Не любят мой город за его мрачность, а я же люблю мрачность эту, ибо делает она явственнее мой свет и свет Другого. А я нуждаюсь в этом, ибо пожираем я чувствами.
Не бывает хороших чувств, ибо все чувства слепы, сами в себе рождены они и самих себя поглощают. Не дорогой к Другому, но бегством служат мне мои чувства. Ощущать хочется мне Другого, а не повить галлюцинации чувств моих.
Вот мы и дома. Мы поели, и я уложил Заратустру спать. Пусть спит, пусть снятся ему хорошие сны. Мне же не спится, я полон чувств, их пытаюсь я обойти, но никак не могу пройти мимо.
«Чувство – это отношение мое к ощущаемому. Поэтому чувствую в чувстве своем я только себя. Когда же рассказывает кто-то о чувствах своих, то говорит он о себе только, но не о том, о чем, как кажется ему, повествует рассказчик.
Представим: я чувствую себя обиженным. Можно сказать: "Я обижен", но нельзя сказать: "Ты меня обидел". Нельзя сказать и так: "Я себя обидел", – здесь также явственно звучит преувеличение.
Если бы кто-то хотел меня обидеть, то я ощутил бы не его действие, меня обижающее, но его желание меня обидеть. Тогда бы я мог испытать негодование, разочарование, но не обиду саму по себе.
Поэтому если я обиделся, то значит тот, кто обидел меня, не хотел меня обижать, а я зря обижаюсь. Вся ценность чувства потому в том, чтобы ощутить собственную неадекватность.

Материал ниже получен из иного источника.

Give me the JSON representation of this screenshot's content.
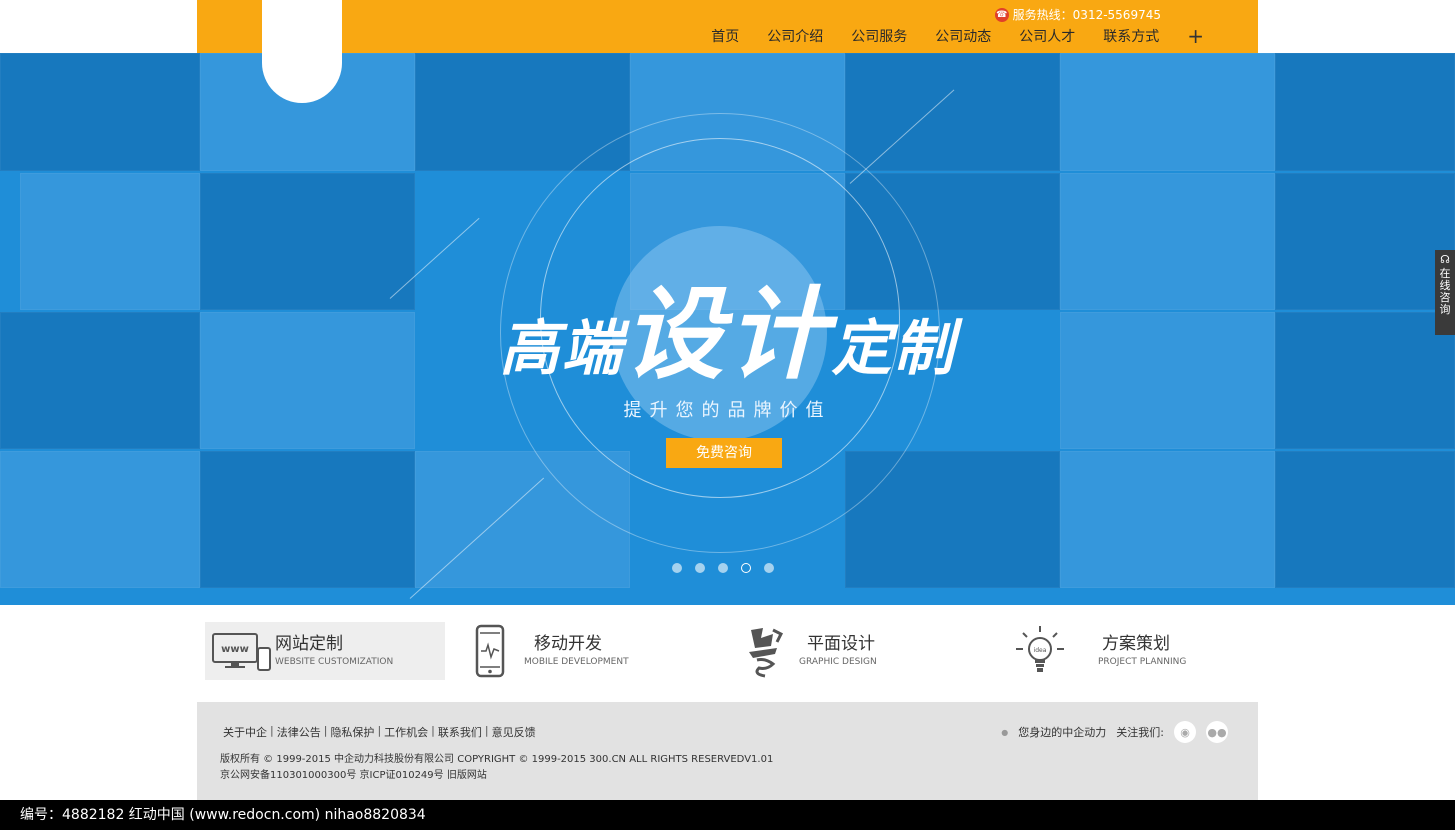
{
  "header": {
    "hotline_label": "服务热线：0312-5569745",
    "nav": [
      "首页",
      "公司介绍",
      "公司服务",
      "公司动态",
      "公司人才",
      "联系方式"
    ],
    "nav_plus": "+"
  },
  "hero": {
    "title_left": "高端",
    "title_big": "设计",
    "title_right": "定制",
    "subtitle": "提升您的品牌价值",
    "cta_label": "免费咨询",
    "slide_count": 5,
    "active_slide": 4
  },
  "side_consult": {
    "label": "在线咨询"
  },
  "services": [
    {
      "title": "网站定制",
      "en": "WEBSITE CUSTOMIZATION",
      "icon": "monitor-phone-icon",
      "active": true
    },
    {
      "title": "移动开发",
      "en": "MOBILE DEVELOPMENT",
      "icon": "smartphone-icon",
      "active": false
    },
    {
      "title": "平面设计",
      "en": "GRAPHIC DESIGN",
      "icon": "calligraphy-art-icon",
      "active": false
    },
    {
      "title": "方案策划",
      "en": "PROJECT PLANNING",
      "icon": "lightbulb-idea-icon",
      "active": false
    }
  ],
  "footer": {
    "links": [
      "关于中企",
      "法律公告",
      "隐私保护",
      "工作机会",
      "联系我们",
      "意见反馈"
    ],
    "copyright_line1": "版权所有 © 1999-2015 中企动力科技股份有限公司      COPYRIGHT © 1999-2015 300.CN ALL RIGHTS RESERVEDV1.01",
    "copyright_line2": "京公网安备110301000300号 京ICP证010249号 旧版网站",
    "tagline": "您身边的中企动力",
    "follow_label": "关注我们:"
  },
  "watermark_bar": "编号：4882182    红动中国 (www.redocn.com)    nihao8820834",
  "colors": {
    "accent": "#f9a812",
    "hero_blue": "#1f8ed8",
    "footer_gray": "#e2e2e2"
  }
}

Мои чувства – барометр мой, только вот врут "сырые данные" этого затейливого прибора, нужно уметь пересчитывать их в "абсолютные единицы". Ощущения не лгут, ибо свидетельствуют о контакте.
Если я чувствую обиду, значит, меня не хотели обижать, зачем тогда обижаться? Если я чувствую негодование или разочарование под маской обиды, го обидчик не достиг своей цели, ибо я не обиделся.

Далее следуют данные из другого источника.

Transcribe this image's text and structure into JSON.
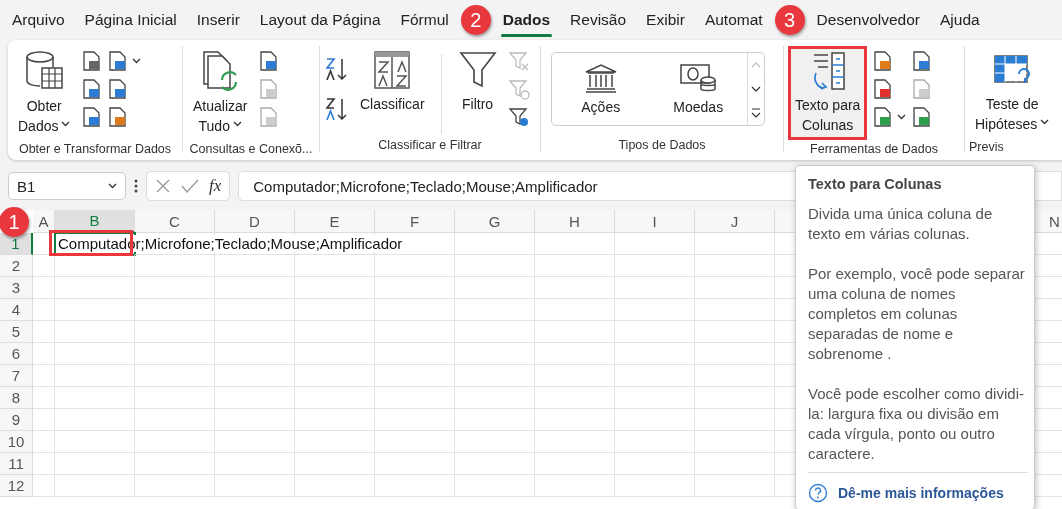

Я перевожу "сырые данные" в "абсолютные единицы", и слетает с меня налет обиды моей, освобождая. Так или иначе, но обида всегда оказывается на ноль помноженной – ее не существует. Меня нельзя обидеть.
Но если мои чувства лгут, как же могу я достоверно знать о Другом? Я нахожусь с Другим в неком отношении, мы с ним, как правый и левый борт одного судна: меняется его положение – меняется и мое.
Он – Другой, мне известны лишь мои изменения. Но мы составляем с ним одно отношение, по своим изменениям я могу знать, что произошло с Другим. Не чувствам, но ощущениям должен я доверять, освобождая их от заблуждений, что растятся иллюзиями моими.
Так могу я о Другом знать достоверно, не покушаясь при этом на святая святых, – не претендуя на знание его Самого. Мне нужно быть чутким, я должен слышать всю гамму своих ощущений.
То, что мы считаем своими «ответными реакциями» на Другого, – это не ответные реакции, а наши реакции на собственные чувства о другом. Мы разыгрываем собственную пьесу, оттого и неадекватны.
Если же хотим мы реагировать адекватно, то прежде должны мы знать, что происходит с Другим, и реагировать не на то, что с нами теперь происходит, а на то, что происходит с Ним. Так, мы не сценаристы, но участники.
Хочешь умереть, одинокий? Так слушай немоту собственных чувств! Хочешь жить, человек? Ощущай Другого, ибо в контакте этом ты станешь собою Самим! Все, что мы делаем, мы делаем для себя.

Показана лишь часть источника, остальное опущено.